Tuesday, October 27, 2009

Mona di Orio- Carnation


You came to me to open my eyes
your body- to me- a window, a mirror, a glance
you came as the night approaches an owl
to show it at night, to show it all.

And I've learned: There's a name for every crease and eyelash,
for every hair on my exposed flesh,
and the scent of childhood, of glue and pine,
is the fragrance of bodies at night.

If there were any torments- they sailed towards you.
My white sail to your darkness.
Please let me go now, allow me to leave
and kneel on the shore of forgiveness.


from "Prayers of Atonement" by Leah Goldberg. Crudely translated from Hebrew by me.


Carnation by Mona di Orio is not about the flower. The website talks about "the carnation that blooms on a woman's cheek", which makes perfect sense as soon as you actually smell it. It's all about skin, and not necessarily of the freshly showered variety.

There's the scent of a warm skin after a day in the sun. There's the smell of clean bodies under a freshly laundered blanket. Mona di Orio's musky Carnation is both, and it's stunning and addictive, as long as you're ready to deal with a perfume that doesn't smell like anything out of a modern department store. I suspect that once upon a time more perfumes had such elements in them (think of the original, civet-rich, Guerlains), but finding such sensuality in perfume today is very rare.

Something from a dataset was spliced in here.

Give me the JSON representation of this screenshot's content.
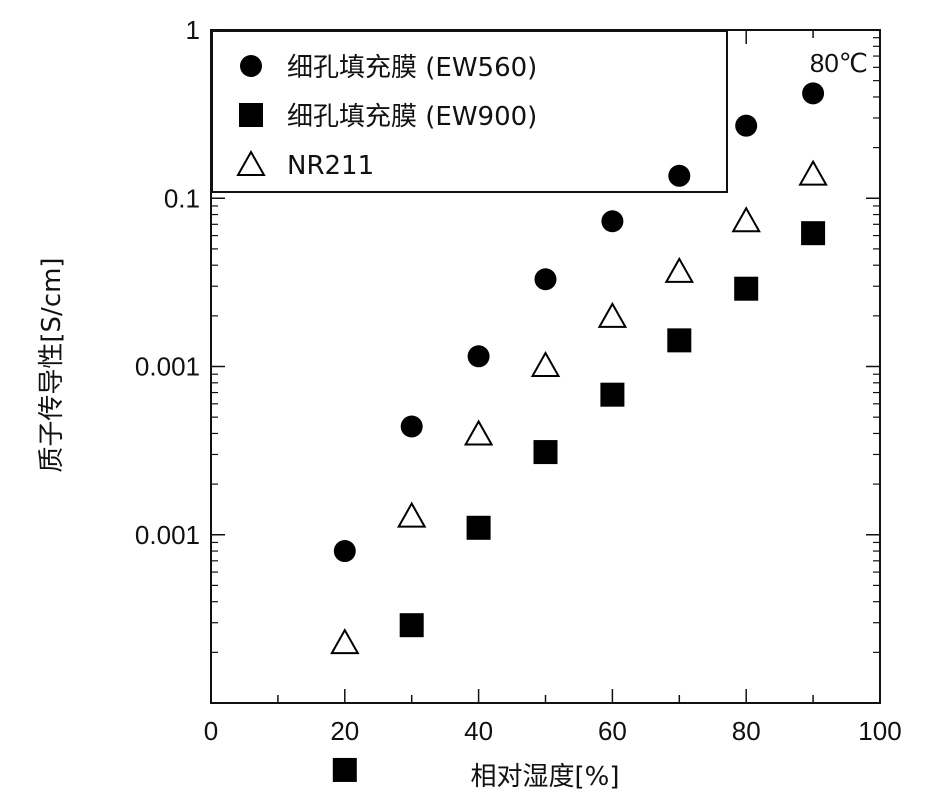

It might be surprising, but Carnation doesn't really feel raw or wild. It's actually intimate, introspective and somewhat of an introvert. This is what a "skin scent" is all about- it feels soft and tactile, blooms in warmth and while strong and long lasting, it wouldn't announce your comings and goings.

The official notes are bergamot, clove, geranium, ylang ylang, violet, jasmine, precious woods, musk, amber and styrax. But this list doesn't tell much about the way Carnation feels, and it is worlds apart from any other amber-musk scent I can think of. Like each and every Mona di Orio perfume, Carnation must be tested on skin and allowed some time to develop. It doesn't reach the irresistible stage until about an hour into wearing it, which explains why it's such a hard sale.

Mona di Orio fragrances are currently in a very limited distribution, Les Senteurs in London being the only place that ships them. The good news is that according to the MdO website, the perfumes are coming back to New York and will soon be sold at Takashimaya. I can't wait. For now, samples can be obtained through The Perfumed Court. I bought my bottle when it was still available at Bergdorf Goodman.